At one stroke, round after round of delicate negotiations on Iran between the White House, Prime Minister’s Office in Jerusalem, the US National Security Council, Defense Minister Ehud Barak and Defense Secretary Leon Panetta collapsed. They had aimed at an agreement on a starting point for the meeting that had been fixed between the two leaders for Sept. 28 in New York to bridge their differences over an attack on Iran’s nuclear program.

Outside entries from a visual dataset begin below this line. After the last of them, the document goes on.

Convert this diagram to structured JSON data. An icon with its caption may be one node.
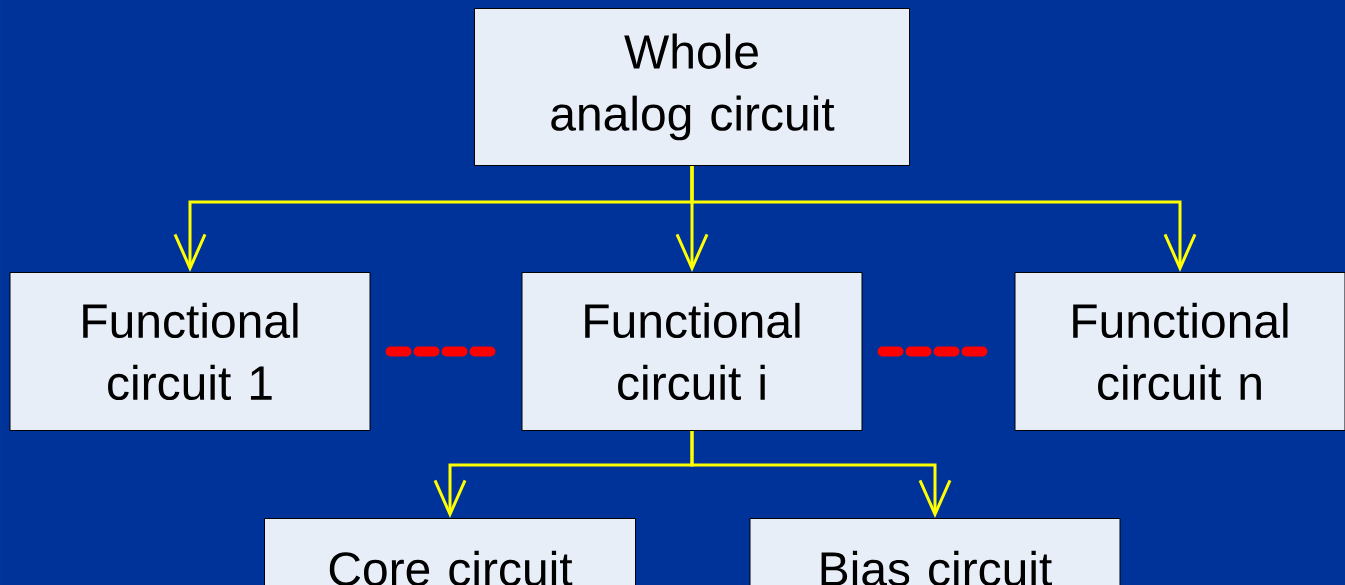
{
  "diagram": {
    "nodes": [
      {
        "text": [
          "Whole analog circuit"
        ]
      },
      {
        "text": [
          "Functional circuit 1"
        ]
      },
      {
        "text": [
          "Functional circuit i"
        ]
      },
      {
        "text": [
          "Functional circuit n"
        ]
      },
      {
        "text": [
          "Core circuit"
        ]
      },
      {
        "text": [
          "Bias circuit"
        ]
      }
    ],
    "edges": [
      {
        "from": 0,
        "to": 1,
        "arrow": "to"
      },
      {
        "from": 0,
        "to": 2,
        "arrow": "to"
      },
      {
        "from": 0,
        "to": 3,
        "arrow": "to"
      },
      {
        "from": 1,
        "to": 2,
        "arrow": "none",
        "style": "dashed",
        "color": "#ff0000"
      },
      {
        "from": 2,
        "to": 3,
        "arrow": "none",
        "style": "dashed",
        "color": "#ff0000"
      },
      {
        "from": 2,
        "to": 4,
        "arrow": "to"
      },
      {
        "from": 2,
        "to": 5,
        "arrow": "to"
      }
    ]
  }
}
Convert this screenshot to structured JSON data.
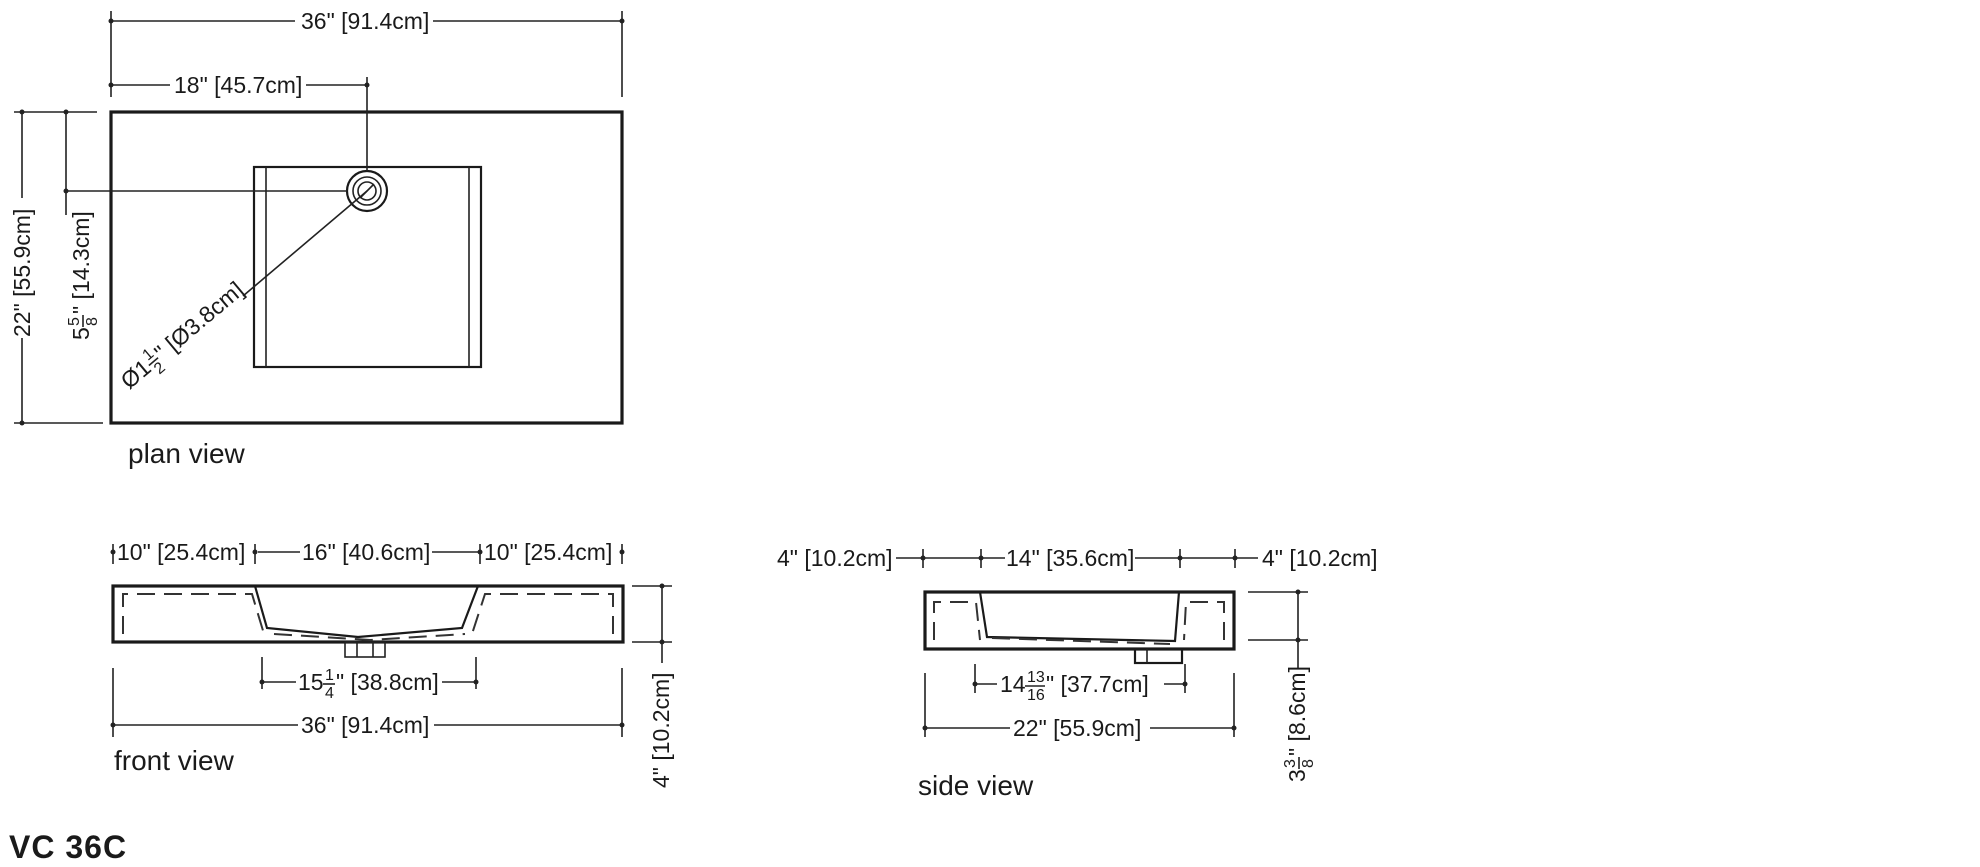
{
  "model": "VC 36C",
  "plan": {
    "label": "plan view",
    "width": "36\" [91.4cm]",
    "drain_offset": "18\" [45.7cm]",
    "depth": "22\" [55.9cm]",
    "drain_from_back_whole": "5",
    "drain_from_back_num": "5",
    "drain_from_back_den": "8",
    "drain_from_back_rest": "\" [14.3cm]",
    "drain_dia_prefix": "Ø1",
    "drain_dia_num": "1",
    "drain_dia_den": "2",
    "drain_dia_rest": "\" [Ø3.8cm]"
  },
  "front": {
    "label": "front view",
    "left_deck": "10\" [25.4cm]",
    "basin": "16\" [40.6cm]",
    "right_deck": "10\" [25.4cm]",
    "basin_bottom_whole": "15",
    "basin_bottom_num": "1",
    "basin_bottom_den": "4",
    "basin_bottom_rest": "\" [38.8cm]",
    "overall": "36\" [91.4cm]",
    "height": "4\" [10.2cm]"
  },
  "side": {
    "label": "side view",
    "front_deck": "4\" [10.2cm]",
    "basin": "14\" [35.6cm]",
    "back_deck": "4\" [10.2cm]",
    "basin_bottom_whole": "14",
    "basin_bottom_num": "13",
    "basin_bottom_den": "16",
    "basin_bottom_rest": "\" [37.7cm]",
    "overall": "22\" [55.9cm]",
    "height_whole": "3",
    "height_num": "3",
    "height_den": "8",
    "height_rest": "\" [8.6cm]"
  }
}
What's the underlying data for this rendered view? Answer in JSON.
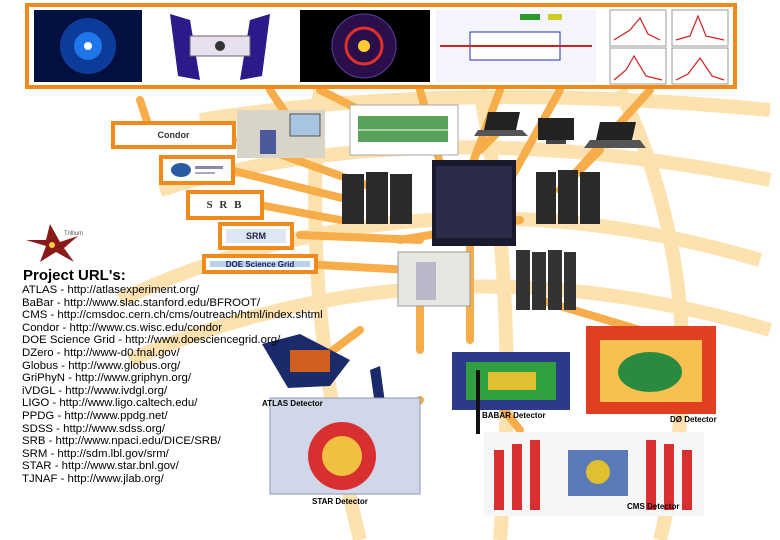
{
  "logos": {
    "condor": "Condor",
    "srb": "S R B",
    "srm": "SRM",
    "doe_grid": "DOE Science Grid",
    "trillium": "Trillium"
  },
  "urls": {
    "title": "Project URL's:",
    "items": [
      "ATLAS - http://atlasexperiment.org/",
      "BaBar - http://www.slac.stanford.edu/BFROOT/",
      "CMS - http://cmsdoc.cern.ch/cms/outreach/html/index.shtml",
      "Condor - http://www.cs.wisc.edu/condor",
      "DOE Science Grid - http://www.doesciencegrid.org/",
      "DZero - http://www-d0.fnal.gov/",
      "Globus - http://www.globus.org/",
      "GriPhyN - http://www.griphyn.org/",
      "iVDGL - http://www.ivdgl.org/",
      "LIGO - http://www.ligo.caltech.edu/",
      "PPDG - http://www.ppdg.net/",
      "SDSS - http://www.sdss.org/",
      "SRB - http://www.npaci.edu/DICE/SRB/",
      "SRM - http://sdm.lbl.gov/srm/",
      "STAR - http://www.star.bnl.gov/",
      "TJNAF - http://www.jlab.org/"
    ]
  },
  "detectors": {
    "atlas": "ATLAS Detector",
    "babar": "BABAR Detector",
    "d0": "DØ Detector",
    "star": "STAR Detector",
    "cms": "CMS Detector"
  },
  "colors": {
    "frame": "#f08a1c",
    "grid": "#f3a53c"
  }
}
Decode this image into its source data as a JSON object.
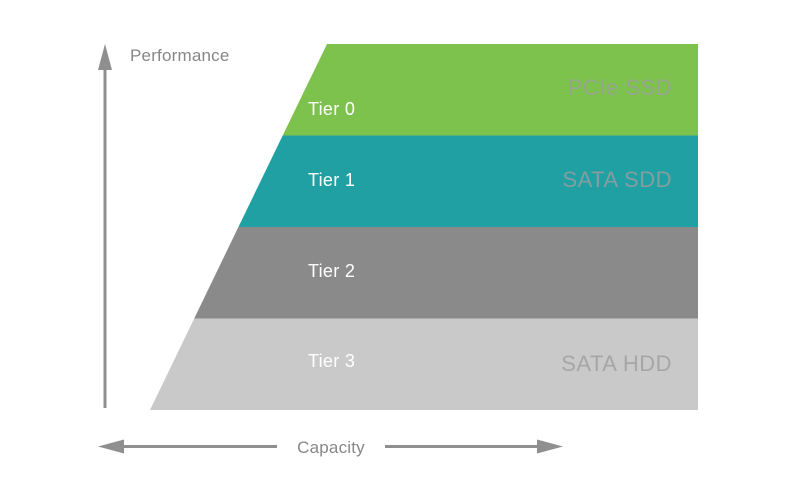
{
  "diagram": {
    "type": "storage-tier-pyramid",
    "y_axis": {
      "label": "Performance"
    },
    "x_axis": {
      "label": "Capacity"
    },
    "tiers": [
      {
        "name": "Tier 0",
        "media": "PCIe SSD",
        "color": "#7CC24D"
      },
      {
        "name": "Tier 1",
        "media": "SATA SDD",
        "color": "#21A0A4"
      },
      {
        "name": "Tier 2",
        "media": "",
        "color": "#8A8A8A"
      },
      {
        "name": "Tier 3",
        "media": "SATA HDD",
        "color": "#C9C9C9"
      }
    ],
    "colors": {
      "arrow": "#8F8F8F",
      "axis_text": "#878787",
      "tier_label_text": "#FFFFFF",
      "media_label_text": "rgba(158,158,158,0.8)"
    }
  }
}
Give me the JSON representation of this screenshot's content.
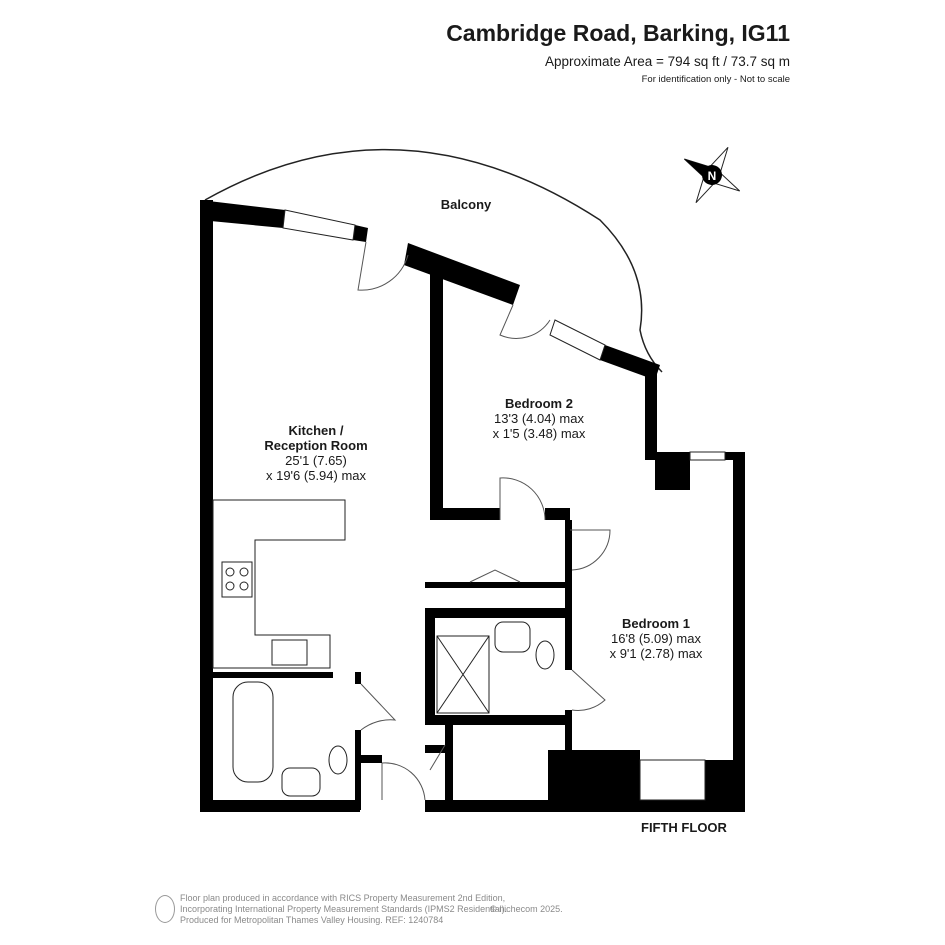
{
  "header": {
    "title": "Cambridge Road, Barking, IG11",
    "area": "Approximate Area = 794 sq ft / 73.7 sq m",
    "note": "For identification only - Not to scale"
  },
  "rooms": {
    "balcony": {
      "name": "Balcony"
    },
    "kitchen": {
      "name_line1": "Kitchen /",
      "name_line2": "Reception Room",
      "dim1": "25'1 (7.65)",
      "dim2": "x 19'6 (5.94) max"
    },
    "bedroom2": {
      "name": "Bedroom 2",
      "dim1": "13'3 (4.04) max",
      "dim2": "x 1'5 (3.48) max"
    },
    "bedroom1": {
      "name": "Bedroom 1",
      "dim1": "16'8 (5.09) max",
      "dim2": "x 9'1 (2.78) max"
    }
  },
  "floor_label": "FIFTH FLOOR",
  "compass": {
    "letter": "N"
  },
  "footer": {
    "line1": "Floor plan produced in accordance with RICS Property Measurement 2nd Edition,",
    "line2": "Incorporating International Property Measurement Standards (IPMS2 Residential).",
    "line3": "Produced for Metropolitan Thames Valley Housing.   REF: 1240784",
    "copyright": "© nichecom 2025."
  }
}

By calling off the meeting, the US president has put paid to those hopes and publicly humiliated the Israel prime minister, turning the clock back to the nadir of their relations brought about by the comment by Gen. Martin Dempsey, Chairman of the Joint Chiefs of Staff on Aug. 30: “I don’t want to be complicit if they [Israel] choose to do it” – meaning attack Iran.

By rebuffing Netanyahu, the president demonstrated that the top US soldier was not just talking off the cuff but representing the president’s final position on a possible Israel strike to preempt Iran’s nuclear program.

Tuesday, the US Defense Secretary said: “If Iran decides to make a nuclear weapon, the US would have a little more than a year to stop it.” He added that the United States has “pretty good intelligence” on Iran.

“It’s roughly about a year right now. A little more than a year. And so … we think we will have the opportunity once we know that they’ve made that decision, take the action necessary to stop (Iran),” Panetta said on CBS’s “This Morning” program.